Washington: The Wizards (believe it or not) have yet to abandon their hopes of making the playoffs. Ed Tapscott told me that he and GM Ernie Grunfeld are hoping that by making defense a priority, the Wizards will be able to salvage the season.

Minnesota: The conventional wisdom is that Kevin McHale is in a sink-or-swim situation: He has to find a way to win this season or start updating his résumé. That's very possible. But if Minnesota shows signs of improvement, owner Glen Taylor wants this to be the first of hopefully many seasons with McHale on the bench. In many ways, the rest of this season will be about evaluating McHale as a coach.

Oklahoma City: The Thunder were bad with P.J. Carlesimo. They will continue to be bad under Scott Brooks. I get the impression that GM Sam Presti isn't overly concerned about winning this season as long as Brooks gives the young core the opportunity to develop.

Sacramento: See Oklahoma City. The young Kings are a non-factor in this year's playoff race. GM Geoff Petrie needs to evaluate a team that hasn't tuned out its coach.

Toronto: Raptors GM Bryan Colangelo told me that he loved Jay Triano's offensive philosophies. Colangelo will use the last five months of the season to see if Triano has the makeup to be an NBA coach. Of all the interim coaches, Triano probably stands the best chance to keep the job.

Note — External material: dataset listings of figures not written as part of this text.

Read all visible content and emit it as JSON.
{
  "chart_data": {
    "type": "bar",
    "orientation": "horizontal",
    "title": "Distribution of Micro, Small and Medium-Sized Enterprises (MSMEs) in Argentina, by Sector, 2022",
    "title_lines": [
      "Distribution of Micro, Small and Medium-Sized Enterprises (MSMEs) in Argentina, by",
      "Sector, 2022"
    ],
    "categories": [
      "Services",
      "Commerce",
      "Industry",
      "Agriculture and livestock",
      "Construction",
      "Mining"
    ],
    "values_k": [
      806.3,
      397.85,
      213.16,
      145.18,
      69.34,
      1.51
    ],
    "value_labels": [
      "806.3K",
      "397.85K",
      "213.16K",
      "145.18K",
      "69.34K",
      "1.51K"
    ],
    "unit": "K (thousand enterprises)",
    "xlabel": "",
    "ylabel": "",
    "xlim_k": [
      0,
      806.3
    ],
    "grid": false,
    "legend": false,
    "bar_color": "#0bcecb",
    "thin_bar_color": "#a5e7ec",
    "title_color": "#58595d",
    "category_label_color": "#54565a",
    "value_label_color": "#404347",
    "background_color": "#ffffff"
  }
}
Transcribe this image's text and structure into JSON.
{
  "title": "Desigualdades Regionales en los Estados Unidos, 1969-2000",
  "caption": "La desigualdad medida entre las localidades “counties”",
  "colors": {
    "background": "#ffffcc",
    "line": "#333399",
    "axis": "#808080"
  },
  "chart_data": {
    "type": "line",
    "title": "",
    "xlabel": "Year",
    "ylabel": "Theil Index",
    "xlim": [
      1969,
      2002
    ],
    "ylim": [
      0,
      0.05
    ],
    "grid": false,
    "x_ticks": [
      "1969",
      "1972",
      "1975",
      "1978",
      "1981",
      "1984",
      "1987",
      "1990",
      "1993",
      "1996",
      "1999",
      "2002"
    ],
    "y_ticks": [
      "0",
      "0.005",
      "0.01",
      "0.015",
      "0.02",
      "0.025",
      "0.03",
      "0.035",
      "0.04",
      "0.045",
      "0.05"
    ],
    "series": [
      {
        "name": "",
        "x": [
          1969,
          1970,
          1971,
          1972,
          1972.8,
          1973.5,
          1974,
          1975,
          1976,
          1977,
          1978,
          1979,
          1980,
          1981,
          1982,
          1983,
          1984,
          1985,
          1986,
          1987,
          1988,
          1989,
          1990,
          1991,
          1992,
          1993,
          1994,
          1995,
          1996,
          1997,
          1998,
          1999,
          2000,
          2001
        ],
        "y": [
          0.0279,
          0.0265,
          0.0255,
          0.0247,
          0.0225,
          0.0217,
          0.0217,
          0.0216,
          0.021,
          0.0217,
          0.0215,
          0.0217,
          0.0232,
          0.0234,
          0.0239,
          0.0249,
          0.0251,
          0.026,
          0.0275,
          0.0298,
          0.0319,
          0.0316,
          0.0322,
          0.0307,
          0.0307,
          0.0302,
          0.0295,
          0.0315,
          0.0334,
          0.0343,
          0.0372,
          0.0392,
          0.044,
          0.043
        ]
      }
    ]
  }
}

Aschburner: My sense is that any bump at the box office is brief and largely dependent on a) the sizzle of whoever takes over, and b) tangible improvement on the floor and in the standings. Since we're usually talking about assistant coaches' getting more responsibility, the first of those conditions tends to be minor. And bad teams rarely are transformed overnight, so the second one is iffy as well. That leaves the stuff that is fuzzier, more vague, like better communication and chemistry within the ranks; the opportunity for a recently hired general manager to handpick his own guy; an owner, not bound by a salary cap for coaches, feeling like he is doing something, anything, to make a difference; and a stripping-away of one excuse for a team's underachievement, allowing any subsequent moves to focus on the roster. It's just too bad coaches often fall first, because last we looked, Red Auerbach, Chuck Daly and John Kundla weren't going to be walking through that door anytime soon.